Planning your Indonesia dive trip

Indonesia’s distances are the first thing to understand. The country spans roughly the same width as the continental United States. Raja Ampat and Bali are 3,000 kilometres apart. A single trip cannot cover all ten of these sites; choose a region and go deep into it.

Garuda Indonesia, Lion Air, and Citilink operate the domestic network. Jakarta (CGK) and Bali (DPS) are the main hub airports. For remote destinations like Banda or Alor, expect connections via Makassar (UPG) or Ambon (AMQ). Book domestic flights as early as possible — small routes to places like Berau or Waisai sell out and prices spike.

If you are planning your first major Indonesia trip and want to understand the cultural context of the islands you will be moving through — particularly in Bali, Lombok, and Flores — reading about how to do a homestay in rural Indonesia before you go gives you a more grounded frame for what you will encounter on land between dives.

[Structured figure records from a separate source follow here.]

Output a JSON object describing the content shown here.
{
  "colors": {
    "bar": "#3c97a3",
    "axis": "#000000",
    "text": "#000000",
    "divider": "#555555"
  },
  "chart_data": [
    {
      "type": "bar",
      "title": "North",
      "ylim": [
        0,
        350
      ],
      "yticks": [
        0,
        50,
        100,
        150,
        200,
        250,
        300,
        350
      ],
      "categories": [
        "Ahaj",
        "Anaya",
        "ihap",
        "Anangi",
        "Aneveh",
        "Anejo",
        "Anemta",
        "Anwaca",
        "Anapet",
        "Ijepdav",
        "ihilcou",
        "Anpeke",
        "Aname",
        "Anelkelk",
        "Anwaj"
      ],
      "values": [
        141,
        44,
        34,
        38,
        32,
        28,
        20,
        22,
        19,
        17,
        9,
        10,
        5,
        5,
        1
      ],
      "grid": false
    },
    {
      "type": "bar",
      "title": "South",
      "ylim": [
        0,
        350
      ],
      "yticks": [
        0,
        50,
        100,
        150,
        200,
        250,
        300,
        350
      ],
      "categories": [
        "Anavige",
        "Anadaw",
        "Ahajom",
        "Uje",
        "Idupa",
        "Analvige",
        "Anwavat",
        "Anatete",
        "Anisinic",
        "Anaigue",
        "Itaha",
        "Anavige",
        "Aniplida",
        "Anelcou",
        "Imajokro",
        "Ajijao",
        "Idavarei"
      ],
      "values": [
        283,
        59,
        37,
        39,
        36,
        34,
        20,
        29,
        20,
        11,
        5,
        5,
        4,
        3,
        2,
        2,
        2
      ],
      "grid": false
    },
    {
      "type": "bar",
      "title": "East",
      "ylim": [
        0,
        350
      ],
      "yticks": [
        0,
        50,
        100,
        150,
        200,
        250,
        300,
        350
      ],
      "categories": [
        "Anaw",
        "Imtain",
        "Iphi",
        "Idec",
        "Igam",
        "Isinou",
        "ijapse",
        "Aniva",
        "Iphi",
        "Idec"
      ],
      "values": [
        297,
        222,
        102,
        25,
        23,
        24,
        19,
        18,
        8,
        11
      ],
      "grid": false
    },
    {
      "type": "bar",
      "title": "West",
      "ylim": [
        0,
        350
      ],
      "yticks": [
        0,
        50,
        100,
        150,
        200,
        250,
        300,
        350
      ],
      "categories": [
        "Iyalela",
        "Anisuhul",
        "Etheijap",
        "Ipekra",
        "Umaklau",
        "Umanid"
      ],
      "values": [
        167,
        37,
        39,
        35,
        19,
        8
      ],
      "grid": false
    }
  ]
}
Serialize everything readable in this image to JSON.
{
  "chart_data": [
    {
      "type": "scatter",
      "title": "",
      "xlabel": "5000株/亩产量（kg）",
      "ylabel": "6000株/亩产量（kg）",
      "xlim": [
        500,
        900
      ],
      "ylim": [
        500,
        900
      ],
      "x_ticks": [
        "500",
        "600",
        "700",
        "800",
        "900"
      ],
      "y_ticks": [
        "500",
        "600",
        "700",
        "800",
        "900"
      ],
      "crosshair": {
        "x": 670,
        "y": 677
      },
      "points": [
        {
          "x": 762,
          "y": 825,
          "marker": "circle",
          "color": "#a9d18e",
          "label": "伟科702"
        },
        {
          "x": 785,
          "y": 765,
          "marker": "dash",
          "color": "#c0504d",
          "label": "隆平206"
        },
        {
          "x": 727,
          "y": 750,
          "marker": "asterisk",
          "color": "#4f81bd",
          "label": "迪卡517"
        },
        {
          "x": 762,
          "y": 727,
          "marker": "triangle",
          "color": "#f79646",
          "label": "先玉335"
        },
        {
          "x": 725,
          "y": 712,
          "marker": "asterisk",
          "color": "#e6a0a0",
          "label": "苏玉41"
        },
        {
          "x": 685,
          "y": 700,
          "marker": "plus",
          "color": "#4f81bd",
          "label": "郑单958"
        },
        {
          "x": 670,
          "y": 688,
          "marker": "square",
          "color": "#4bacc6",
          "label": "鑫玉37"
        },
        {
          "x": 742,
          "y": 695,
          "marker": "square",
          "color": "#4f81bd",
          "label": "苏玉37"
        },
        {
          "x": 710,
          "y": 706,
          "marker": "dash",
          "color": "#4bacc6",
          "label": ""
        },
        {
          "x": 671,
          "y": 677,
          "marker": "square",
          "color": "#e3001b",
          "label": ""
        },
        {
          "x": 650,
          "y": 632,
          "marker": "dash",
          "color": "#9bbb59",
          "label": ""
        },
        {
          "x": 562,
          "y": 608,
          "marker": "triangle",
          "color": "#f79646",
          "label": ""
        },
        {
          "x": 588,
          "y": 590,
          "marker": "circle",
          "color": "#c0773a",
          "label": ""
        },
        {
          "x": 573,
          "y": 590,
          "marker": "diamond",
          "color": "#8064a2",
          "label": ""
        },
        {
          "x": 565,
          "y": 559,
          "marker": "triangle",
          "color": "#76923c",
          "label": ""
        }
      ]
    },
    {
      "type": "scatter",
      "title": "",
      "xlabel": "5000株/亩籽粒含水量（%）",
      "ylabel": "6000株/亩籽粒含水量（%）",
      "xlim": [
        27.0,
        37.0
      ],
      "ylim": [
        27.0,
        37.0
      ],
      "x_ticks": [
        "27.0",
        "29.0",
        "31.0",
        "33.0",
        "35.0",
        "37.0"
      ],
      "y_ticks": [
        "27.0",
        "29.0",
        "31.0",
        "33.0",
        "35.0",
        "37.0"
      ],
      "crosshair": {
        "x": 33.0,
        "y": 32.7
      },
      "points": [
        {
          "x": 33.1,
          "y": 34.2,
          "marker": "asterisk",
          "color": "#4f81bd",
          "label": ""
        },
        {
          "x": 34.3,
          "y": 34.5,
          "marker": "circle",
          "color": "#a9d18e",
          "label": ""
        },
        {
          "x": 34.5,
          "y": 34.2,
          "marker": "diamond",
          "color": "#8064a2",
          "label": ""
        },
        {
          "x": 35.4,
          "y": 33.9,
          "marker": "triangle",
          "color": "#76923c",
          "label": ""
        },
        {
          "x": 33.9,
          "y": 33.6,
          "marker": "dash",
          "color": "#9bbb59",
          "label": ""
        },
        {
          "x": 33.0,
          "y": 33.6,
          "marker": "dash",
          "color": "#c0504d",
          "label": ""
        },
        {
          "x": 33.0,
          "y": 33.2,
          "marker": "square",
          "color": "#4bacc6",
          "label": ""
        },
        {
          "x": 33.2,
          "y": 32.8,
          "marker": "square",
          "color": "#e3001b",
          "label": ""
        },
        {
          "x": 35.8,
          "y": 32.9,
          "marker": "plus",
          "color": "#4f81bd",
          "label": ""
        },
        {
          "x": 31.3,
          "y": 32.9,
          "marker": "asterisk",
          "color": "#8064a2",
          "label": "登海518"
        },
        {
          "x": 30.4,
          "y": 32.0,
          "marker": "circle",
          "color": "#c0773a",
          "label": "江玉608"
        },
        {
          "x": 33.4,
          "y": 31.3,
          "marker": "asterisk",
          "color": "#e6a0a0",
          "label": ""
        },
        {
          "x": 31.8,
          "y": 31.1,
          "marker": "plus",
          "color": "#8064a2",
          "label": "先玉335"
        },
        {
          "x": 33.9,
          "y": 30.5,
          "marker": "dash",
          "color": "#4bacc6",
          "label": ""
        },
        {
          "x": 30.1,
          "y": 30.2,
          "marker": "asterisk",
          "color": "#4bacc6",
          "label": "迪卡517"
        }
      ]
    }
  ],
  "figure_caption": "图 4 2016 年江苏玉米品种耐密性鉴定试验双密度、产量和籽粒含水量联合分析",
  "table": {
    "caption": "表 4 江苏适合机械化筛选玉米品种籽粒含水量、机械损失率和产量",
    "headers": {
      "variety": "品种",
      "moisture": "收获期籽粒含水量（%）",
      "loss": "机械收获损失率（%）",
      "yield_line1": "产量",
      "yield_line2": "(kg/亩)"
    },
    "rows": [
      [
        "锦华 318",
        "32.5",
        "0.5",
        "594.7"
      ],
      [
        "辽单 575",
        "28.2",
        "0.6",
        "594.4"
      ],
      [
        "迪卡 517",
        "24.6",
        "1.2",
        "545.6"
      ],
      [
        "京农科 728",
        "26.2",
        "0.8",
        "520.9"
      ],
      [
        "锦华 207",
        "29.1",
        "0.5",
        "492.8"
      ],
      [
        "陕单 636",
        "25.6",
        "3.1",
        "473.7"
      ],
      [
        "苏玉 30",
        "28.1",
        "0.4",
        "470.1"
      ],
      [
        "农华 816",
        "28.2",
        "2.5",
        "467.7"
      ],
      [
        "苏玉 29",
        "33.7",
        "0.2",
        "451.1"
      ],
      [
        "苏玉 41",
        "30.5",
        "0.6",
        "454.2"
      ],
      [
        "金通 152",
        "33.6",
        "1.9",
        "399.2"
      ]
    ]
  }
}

For conservation context, NOAA’s Coral Triangle overview is useful background reading on why this region matters and what threatens it. Dive responsibly — no touching coral, no feeding fish, choose operators who brief on buoyancy and environmental conduct.

For divers combining this trip with non-diving exploration of Bali’s cultural interior — festivals, ceremonies, village life — the piece on attending a local festival in Bali as an outsider is worth reading before you arrive. Bali’s ceremonial calendar is dense and, with a little preparation, accessible to visitors in a way that is genuinely enriching rather than extractive.


The Bottom Line

  • Don’t try to cover everything. Choose one region per trip — Raja Ampat, or the North Sulawesi combo of Bunaken and Lembeh, or an eastern Flores/Komodo itinerary — and give each place the time it deserves. Rushing between islands adds exhaustion and carbon, and reduces the quality of diving.
  • Liveaboards make sense for remote sites. For Raja Ampat’s outer reefs, the Banda Sea, or a full Komodo coverage, a liveaboard is not a luxury — it is the most practical and often the most affordable way to access the best sites. Prices range from USD 150 to USD 400+ per person per day depending on vessel standard.
  • Timing matters significantly. Mola mola require July–October at Nusa Penida. Mantas at Komodo peak in dry season (April–November). Banda Sea visibility drops in wet season. Plan around what you specifically want to see, not just “the dry season.”
  • Operator choice has genuine conservation weight. The Coral Triangle is under real pressure from climate bleaching, illegal fishing, and irresponsible dive tourism. Choose operators who are members of PADI’s Green Star programme or who contribute to local reef monitoring. Ask directly — good operators welcome the question.
  • Indonesian dive infrastructure is uneven. In Tulamben, Lembeh, and the Gilis, equipment rental and rescue response are reliable. In Alor or the outer Banda islands, assume you are responsible for your own safety at a higher level. Bring serviced equipment, dive with a buddy, and know your limits in current.